Redjedet avait toujours été une enfant pleine de bonté et de douceur. A défaut de tous biens matériels, sa gentillesse lui attirait depuis l'enfance les faveurs de ceux qui l'entouraient, des gamins des rues, des va-nu-pieds, abandonnés comme elle l'avait été enfant, avec son frère, Atou. C'est là, dans les bas quartiers de la capitale, qu'ils avaient tous deux grandi, accueillis au sein d'une bande d'orphelins et de laissés pour compte, anonymes parmi les anonymes. Délaissés, oubliés, ils avaient donc appris tous ensemble à vivre de ce que la société leur avait légué, à utiliser leur " invisibilité " pour survivre, à faire d'un groupe d'individus isolés et ignorés des adultes une vraie famille aux règles strictes, chaleureuse mais sans pitié. Atou s'était, avec le temps, peu à peu imposé aux plus jeunes comme à ses aînés : habile mendiant, pickpocket redoutable, toutes ses sorties étaient synonymes de mieux vivre pour ses camarades… Et pourtant, c'est Redj, comme on l'appelait souvent, qui avait toujours eu l'admiration de leur bande : elle prenait soin de cette famille, comme une chatte veillant sur ses petits. Non pas qu'elle fut malhabile à la rapine, bien au contraire ,mais l'enfant devenant jeune fille affectionnait d'avantage de veiller sur la santé et les humeurs de ses frères et sœurs. On murmurait même qu'elle avait le don de faire oublier toutes les douleurs, physiques ou psychiques, tant sa douceur était palpable, presque maternelle. Atou et Redj, les inséparables, n'étaient plus orphelins… Jusqu'à ce jour… jusqu'à hier.

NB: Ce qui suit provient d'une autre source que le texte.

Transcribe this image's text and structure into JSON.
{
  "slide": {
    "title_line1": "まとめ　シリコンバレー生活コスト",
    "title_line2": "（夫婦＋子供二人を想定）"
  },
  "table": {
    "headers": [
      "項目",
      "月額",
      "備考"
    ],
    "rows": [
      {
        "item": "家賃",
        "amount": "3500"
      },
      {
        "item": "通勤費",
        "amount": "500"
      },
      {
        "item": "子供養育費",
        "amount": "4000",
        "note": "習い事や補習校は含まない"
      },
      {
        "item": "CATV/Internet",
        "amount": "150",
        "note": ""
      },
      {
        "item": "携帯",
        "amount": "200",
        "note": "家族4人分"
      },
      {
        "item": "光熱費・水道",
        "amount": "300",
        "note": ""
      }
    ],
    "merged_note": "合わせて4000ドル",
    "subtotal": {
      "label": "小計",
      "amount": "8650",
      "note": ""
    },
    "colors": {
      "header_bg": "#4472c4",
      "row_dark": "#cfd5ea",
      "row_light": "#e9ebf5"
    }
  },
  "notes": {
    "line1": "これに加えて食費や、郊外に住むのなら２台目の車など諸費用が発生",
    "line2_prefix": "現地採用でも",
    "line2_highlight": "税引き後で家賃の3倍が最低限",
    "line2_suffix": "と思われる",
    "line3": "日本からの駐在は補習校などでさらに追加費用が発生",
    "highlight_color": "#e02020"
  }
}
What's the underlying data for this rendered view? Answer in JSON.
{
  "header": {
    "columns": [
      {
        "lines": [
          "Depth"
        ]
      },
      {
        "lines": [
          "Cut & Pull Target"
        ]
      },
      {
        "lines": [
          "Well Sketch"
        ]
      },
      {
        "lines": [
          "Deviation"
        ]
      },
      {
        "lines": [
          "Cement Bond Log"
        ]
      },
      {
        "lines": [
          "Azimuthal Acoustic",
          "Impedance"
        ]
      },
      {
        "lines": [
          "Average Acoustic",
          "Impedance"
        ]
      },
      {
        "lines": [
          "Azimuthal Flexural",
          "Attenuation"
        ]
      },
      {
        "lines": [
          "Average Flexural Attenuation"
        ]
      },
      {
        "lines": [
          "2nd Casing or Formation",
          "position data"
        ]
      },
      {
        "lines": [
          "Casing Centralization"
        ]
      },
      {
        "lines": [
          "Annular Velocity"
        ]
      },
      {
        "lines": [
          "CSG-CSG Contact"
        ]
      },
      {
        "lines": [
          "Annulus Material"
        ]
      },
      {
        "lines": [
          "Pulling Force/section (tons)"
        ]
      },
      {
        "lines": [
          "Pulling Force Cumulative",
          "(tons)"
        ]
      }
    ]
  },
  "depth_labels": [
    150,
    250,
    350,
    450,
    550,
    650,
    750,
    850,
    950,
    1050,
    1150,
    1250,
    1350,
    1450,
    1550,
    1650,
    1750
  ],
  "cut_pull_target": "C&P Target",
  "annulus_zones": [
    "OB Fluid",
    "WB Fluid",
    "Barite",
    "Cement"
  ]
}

Ce dimanche-là, tandis que la nuit tombait, Atou était rentré d'une de ses habituelles escapades, mais contrairement à d'habitude, il ne s'était montré ni gouailleur, ni exubérant, simplement harassé. Redj s'en était inquiétée, mais son frère avait clos toute discussion par un simple sourire, rassurant. Puis il était parti se coucher… La fièvre l'avait pris quelques heures plus tard, au milieu de la nuit, violente et rapide. Les premiers spasmes étaient apparus peu de temps après. Jamais Redjedet, qui en connaissait pourtant beaucoup sur les maux trop souvent mortels réservés aux habitants des ghettos, n'avait vu une telle chose : désemparée, elle avait même envoyé un jeune garçon chercher un médecin, mais celui-ci n'avait pas consenti à intervenir pour des mendiants sans le sou, des rebuts de la société. Son frère, aux prémisses de l'aube avait commencé à suer le sang .Le clan en avait perdu sa cohésion… Seule, Redj était restée aux côtés d'Atou, consciente qu'elle se condamnait aussi : les autres, tous, avaient oublié leurs liens face à la maladie, ignoble et effrayante. La survie du groupe passait avant tout. Elle, offrait à son frère la dernière once de chaleur qu'il ressentirait jamais ici bas avant de rejoindre le néant : ses mains avaient luis d'une douce clarté qu'eux deux seuls connaissaient, mais, pour la première fois, ce mystère qu'elle n'avait jamais su s'expliquer, son don, n'opérait pas… Lorsque le premier rayon du jour perça le plafond, baignant le visage ensanglanté d'Atou d'une lueur irréelle, le jeune homme rendit son dernier soupir comme s'il avait attendu cet ultime signal pour partir. Au-dessus de lui, les larmes de sa jeune sœur continuèrent de couler, longtemps, dernières traces d'une innocence perdue…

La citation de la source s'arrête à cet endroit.